TUCSON, Arizona (AP) -- FBI agents posing as cocaine traffickers in Arizona caught 16 current and former U.S. soldiers and law enforcement personnel who took about $220,000 in bribes to help move the drugs through checkpoints, Justice Department officials said Thursday.
Those charged include a former Immigration and Naturalization Service inspector, a former Army sergeant, a former federal prison guard, current and former members of the Arizona Army National Guard and the state corrections department, and a Nogales police officer, officials said.
"Many individuals charged were sworn personnel having the task of protecting society and securing America's borders. The importance of these tasks cannot be overstated and we cannot tolerate, nor can the American people afford, this type of corruption," FBI agent Jana D. Monroe, who directs the bureau's operations in Arizona, said during a news conference in Tucson.
All 16 have agreed to plead guilty to being part of a bribery and extortion conspiracy, the result of the nearly 3 1/2-year FBI sting, acting assistant attorney general John C. Richter and Monroe said. Officials said more arrests are anticipated.
The single conspiracy count carries a maximum prison term of five years and a fine of $250,000. The 16 defendants have not been arrested and have agreed to cooperate with the ongoing investigation, officials said.

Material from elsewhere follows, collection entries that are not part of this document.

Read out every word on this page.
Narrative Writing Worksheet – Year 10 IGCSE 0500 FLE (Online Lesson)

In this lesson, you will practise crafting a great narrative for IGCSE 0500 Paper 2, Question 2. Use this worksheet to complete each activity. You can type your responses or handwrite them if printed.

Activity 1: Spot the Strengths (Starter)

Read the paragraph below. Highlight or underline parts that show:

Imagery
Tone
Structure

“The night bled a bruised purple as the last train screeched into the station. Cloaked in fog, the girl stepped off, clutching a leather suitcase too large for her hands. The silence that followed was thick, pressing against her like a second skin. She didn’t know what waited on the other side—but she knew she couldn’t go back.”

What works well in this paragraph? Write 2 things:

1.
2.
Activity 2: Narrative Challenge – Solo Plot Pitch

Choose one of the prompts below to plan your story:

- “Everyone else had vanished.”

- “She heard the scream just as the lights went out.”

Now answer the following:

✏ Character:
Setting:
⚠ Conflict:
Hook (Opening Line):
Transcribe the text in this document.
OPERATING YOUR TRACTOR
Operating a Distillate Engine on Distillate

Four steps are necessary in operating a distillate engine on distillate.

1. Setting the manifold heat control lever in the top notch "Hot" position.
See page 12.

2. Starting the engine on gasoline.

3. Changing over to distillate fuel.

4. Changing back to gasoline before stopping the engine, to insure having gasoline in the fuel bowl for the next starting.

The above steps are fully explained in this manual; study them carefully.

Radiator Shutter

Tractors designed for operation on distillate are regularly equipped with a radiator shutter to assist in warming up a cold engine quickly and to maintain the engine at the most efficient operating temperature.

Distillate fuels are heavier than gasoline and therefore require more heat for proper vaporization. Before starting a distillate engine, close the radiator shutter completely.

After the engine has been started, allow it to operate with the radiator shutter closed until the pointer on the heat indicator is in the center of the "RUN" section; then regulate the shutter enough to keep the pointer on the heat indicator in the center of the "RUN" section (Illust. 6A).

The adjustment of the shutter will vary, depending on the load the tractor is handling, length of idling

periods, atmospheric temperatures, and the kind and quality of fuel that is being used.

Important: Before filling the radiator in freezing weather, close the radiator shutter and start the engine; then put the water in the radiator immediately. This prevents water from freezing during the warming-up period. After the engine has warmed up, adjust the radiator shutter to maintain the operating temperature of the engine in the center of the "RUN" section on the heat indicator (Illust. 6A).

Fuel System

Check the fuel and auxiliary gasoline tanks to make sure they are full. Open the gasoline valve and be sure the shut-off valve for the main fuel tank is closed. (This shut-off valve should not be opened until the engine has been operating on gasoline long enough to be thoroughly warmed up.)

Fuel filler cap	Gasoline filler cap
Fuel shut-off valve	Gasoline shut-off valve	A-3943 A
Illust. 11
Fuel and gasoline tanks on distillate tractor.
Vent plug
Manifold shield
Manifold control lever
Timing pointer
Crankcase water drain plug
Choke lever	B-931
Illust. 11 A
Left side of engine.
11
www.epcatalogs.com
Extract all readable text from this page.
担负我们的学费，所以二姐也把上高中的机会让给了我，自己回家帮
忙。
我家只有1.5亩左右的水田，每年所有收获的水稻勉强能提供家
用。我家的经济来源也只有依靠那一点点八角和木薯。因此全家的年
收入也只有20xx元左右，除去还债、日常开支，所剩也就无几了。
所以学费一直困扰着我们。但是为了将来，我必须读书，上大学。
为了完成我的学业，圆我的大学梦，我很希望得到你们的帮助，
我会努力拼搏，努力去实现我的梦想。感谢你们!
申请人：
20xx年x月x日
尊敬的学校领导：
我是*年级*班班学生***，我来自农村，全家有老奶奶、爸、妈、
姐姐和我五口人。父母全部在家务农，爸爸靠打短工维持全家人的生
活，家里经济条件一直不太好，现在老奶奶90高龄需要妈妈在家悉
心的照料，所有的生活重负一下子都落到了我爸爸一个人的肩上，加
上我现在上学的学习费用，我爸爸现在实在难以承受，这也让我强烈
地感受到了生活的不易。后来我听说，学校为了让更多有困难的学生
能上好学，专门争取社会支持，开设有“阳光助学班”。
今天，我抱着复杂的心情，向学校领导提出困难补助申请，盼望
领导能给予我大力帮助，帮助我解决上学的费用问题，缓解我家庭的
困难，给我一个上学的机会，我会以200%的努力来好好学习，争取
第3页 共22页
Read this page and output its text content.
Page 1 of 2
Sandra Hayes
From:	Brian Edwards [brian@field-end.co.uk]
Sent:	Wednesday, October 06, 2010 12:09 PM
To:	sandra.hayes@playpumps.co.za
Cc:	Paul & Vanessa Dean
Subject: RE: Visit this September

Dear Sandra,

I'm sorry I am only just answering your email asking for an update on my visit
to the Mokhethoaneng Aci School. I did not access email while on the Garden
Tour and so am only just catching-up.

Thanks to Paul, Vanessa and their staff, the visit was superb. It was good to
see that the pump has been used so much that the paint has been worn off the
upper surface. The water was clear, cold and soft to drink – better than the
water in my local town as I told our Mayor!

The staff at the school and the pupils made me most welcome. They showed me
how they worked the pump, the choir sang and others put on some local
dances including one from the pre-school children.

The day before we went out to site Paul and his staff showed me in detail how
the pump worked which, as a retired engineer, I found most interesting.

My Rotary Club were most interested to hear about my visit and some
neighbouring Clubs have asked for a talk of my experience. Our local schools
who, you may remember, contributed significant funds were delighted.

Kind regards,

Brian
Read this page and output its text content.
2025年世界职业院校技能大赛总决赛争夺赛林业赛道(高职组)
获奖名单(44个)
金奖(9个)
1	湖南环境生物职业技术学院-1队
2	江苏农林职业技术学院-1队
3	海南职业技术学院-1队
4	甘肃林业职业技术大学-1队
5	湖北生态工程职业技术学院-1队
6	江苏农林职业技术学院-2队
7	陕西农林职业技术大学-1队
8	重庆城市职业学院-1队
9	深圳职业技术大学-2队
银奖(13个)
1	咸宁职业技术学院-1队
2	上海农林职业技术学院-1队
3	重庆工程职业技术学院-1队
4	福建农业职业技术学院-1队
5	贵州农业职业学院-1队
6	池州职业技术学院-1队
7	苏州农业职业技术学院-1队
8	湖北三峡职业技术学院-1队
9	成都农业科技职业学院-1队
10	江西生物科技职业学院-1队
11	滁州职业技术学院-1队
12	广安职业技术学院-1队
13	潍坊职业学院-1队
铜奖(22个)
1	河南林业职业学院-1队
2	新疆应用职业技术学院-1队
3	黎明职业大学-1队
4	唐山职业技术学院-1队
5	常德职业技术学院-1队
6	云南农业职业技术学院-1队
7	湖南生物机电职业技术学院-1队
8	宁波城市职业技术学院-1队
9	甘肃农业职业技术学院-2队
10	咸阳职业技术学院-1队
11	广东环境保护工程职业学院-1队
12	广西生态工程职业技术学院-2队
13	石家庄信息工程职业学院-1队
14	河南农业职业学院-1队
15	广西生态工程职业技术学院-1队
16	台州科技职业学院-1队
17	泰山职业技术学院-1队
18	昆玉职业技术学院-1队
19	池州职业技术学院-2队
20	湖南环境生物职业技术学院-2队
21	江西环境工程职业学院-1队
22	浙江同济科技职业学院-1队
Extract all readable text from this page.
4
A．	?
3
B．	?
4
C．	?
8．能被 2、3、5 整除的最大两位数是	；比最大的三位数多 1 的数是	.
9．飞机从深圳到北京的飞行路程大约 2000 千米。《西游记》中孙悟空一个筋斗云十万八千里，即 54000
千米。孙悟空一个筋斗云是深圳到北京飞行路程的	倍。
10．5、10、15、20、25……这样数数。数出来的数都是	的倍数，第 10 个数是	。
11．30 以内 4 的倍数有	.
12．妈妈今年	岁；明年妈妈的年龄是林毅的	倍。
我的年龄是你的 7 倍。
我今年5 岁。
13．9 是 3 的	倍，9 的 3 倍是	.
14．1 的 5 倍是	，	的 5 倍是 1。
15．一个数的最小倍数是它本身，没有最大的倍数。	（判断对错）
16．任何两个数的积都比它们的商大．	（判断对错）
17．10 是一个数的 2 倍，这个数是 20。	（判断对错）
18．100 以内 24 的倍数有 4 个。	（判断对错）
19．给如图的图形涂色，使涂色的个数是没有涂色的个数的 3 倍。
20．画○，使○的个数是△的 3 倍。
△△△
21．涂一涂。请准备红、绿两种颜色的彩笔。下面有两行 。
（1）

The FBI set up the phony trafficking organization in December 2001, then lured military and police personnel with money to help distribute the cocaine or allow it to pass through checkpoints they were guarding, officials said.
One defendant, John M. Castillo, 30, was on duty as an INS inspector at a border checkpoint in Nogales in April 2002 when he twice allowed a truck he believed was carrying at least 88 pounds of cocaine to enter the country without being inspected, the Justice Department said.
In another instance, also in 2002, several of those charged met an aircraft piloted by undercover FBI agents that was carrying 132 pounds of cocaine at a remote desert airstrip, officials said. In full uniform, they supervised the loading of the cocaine into two military Humvees assigned to the National Guard and another government vehicle, then drove to a resort hotel in Phoenix. There, another undercover agent posing as a trafficker paid them off in cash, the Justice Department said.
The FBI used real cocaine seized in other operations, the officials said. The 16 suspects transported more than 1,230 pounds of cocaine and accepted more than $222,000 in bribes, the officials said. Each escorted at least two shipments of cocaine to Phoenix, Las Vegas and other locations, they said.
The cocaine, with a street value of nearly $18.5 million, never ultimately left FBI possession, officials said.